Sky is hardly the limit for cross-border ecommerce, it will grow by leaps and bounds

Sky is hardly the limit for cross-border ecommerce, it will grow by leaps and boundsCross-border ecommerce that comes with immense growth potential is the new buzzword that is ticking the world. While it could be said that globalization was the early cousin of expansion of businesses and markets through trade and commerce, ecommerce has a pretty straight forward goal.

Business growth through international expansion is said to be the only goal that has been set for the growth of ecommerce across international commerce in other words.

According to economists, cross-border ecommerce now accounts to over 25% of global commerce sales. Emerging markets have shown great potential and appetite favoring the growth of ecommerce.

When it comes to projecting the growth data, the global B2C cross-border ecommerce is said to expand to the size of $1 trillion by as early as 2020. The sector did about $234 bn in 2014.

Cross-border online shopping is making great gains in emerging markets. China-based Alibaba group’s has been a pioneer in this regard since it curates and hosts merchants from across the world.


China is pitted to become the largest cross-border B2C market by 2020, if not earlier. A report put together by Accenture AliResearch, China stands right on the forefront of this new sector that is already showing strong signs of booming in the years to come.

The reasons for this are many. Chinese population, which is predominantly middleclass, is about the size of entire population of USA. The numbers will soon reach a good 630 million by 2020. This segment has been developing immense appetite for good-quality foreign products. By the end of this decade, the report predicts, over 200 million Chinese consumers will be shopping across borders pretty much to the same extent as they buy from local stores.

Web will become the major medium of shopping for over 900 million consumers by 2020 from across nations. And the potential for further growth looks huge with the global cross-border B2C market clocking a compound annual growth of 27.4% from 2014 to 2020.

As far as the next largest market such as India is concerned, the numbers predict a massive growth in this country too. Online shoppers in India are expected to spend Rs 54,000 crore in order to buy products from other countries. By the end of 2016, the number will increase by 75%, say the experts.

The average cross-border spend is estimated at $3.8 million, making it a notch higher than domestic online shopping spends. Out of 10 million online shoppers in India, nearly 40% shop across borders. Global retailers with online presence will reap large benefits out of this emerging market space.

However, the path is not all that rosy when it comes to carving out a smooth track for cross border ecommerce. Challenges and issues that have to be streamlined have already begun to show with experts and policy makers working on ways of addressing them.

Regulatory issues across nations, tax structures, payment methods and processing mechanisms, logistics that largely create a local dependency to execute the orders efficiently, consumer related issues and laws to address them both at the point of origin and delivery – all constitute to the big picture that needs t be addressed.

Multi-fanged approach that is needed to work in tandem to create a smooth road for cross border ecommerce to succeed has to be worked on to the last detail in order to put both businesses and consumers on profit mode.

Regulatory issues, promises to consumers over delivery and post-delivery services will play a major role in this sector. Apart from selling products, developing local partners to do the follow up activities, will also mean the businesses will have to pay great attention to the last detail. Local courts and policies against consumer grievances – all this would have a great impact on the growth and potential of this market.

Legal hurdles would be many in case of selling products. For instance, there have been cases of pharma companies and online trader platforms having faced the music in domestic markets for selling drugs online, which is against law in countries such as India.

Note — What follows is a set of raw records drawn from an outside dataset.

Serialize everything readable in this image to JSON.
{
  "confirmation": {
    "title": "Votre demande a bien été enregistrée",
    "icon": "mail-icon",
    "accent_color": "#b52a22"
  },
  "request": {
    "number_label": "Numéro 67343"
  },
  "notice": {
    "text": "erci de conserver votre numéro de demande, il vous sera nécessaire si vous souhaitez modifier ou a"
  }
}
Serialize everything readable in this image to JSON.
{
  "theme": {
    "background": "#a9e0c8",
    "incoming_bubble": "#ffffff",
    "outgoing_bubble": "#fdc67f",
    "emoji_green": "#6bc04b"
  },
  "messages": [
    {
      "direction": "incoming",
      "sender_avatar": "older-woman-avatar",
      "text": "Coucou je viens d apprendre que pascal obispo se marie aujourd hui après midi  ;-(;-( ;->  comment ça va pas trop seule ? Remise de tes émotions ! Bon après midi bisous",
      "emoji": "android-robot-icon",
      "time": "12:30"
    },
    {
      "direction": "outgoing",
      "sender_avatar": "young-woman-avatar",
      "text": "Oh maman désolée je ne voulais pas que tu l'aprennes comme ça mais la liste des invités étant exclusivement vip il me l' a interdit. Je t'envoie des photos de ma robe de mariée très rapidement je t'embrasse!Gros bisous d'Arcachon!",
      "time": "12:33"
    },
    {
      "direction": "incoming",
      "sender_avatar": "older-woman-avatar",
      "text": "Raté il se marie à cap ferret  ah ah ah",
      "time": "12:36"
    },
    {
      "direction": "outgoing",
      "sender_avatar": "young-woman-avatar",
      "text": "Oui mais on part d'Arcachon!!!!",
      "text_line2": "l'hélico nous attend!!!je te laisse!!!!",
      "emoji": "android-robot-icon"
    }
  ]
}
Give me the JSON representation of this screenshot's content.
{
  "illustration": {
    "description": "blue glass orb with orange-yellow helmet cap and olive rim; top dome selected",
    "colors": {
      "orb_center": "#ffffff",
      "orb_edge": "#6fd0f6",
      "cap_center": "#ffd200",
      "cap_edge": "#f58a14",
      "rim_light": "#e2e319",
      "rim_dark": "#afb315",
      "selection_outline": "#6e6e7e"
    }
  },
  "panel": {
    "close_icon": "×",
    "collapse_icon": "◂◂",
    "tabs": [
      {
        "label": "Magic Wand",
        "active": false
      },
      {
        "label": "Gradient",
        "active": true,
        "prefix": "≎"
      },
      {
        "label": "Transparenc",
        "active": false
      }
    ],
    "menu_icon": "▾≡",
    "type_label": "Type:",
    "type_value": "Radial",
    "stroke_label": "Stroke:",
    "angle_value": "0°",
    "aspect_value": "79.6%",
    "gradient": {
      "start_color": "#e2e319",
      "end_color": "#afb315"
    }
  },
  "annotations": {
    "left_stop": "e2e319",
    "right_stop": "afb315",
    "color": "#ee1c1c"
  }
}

Payment methods and processing of the orders with minimal hassle and in complete confidence as well as safety, is something the businesses will have to pay attention to. Will this work as a single gateway, or will this bypass the local governments since the platform has its origins internationally, would be a debatable aspect. Because, preferred payment methods vary across the world and things would work differently from one country to another.

As of now, credit cards are a truly universal method of payment. Hence, it would be rather interesting to see if the wings developed by businesses, will help them change the way world views money, and pays for products.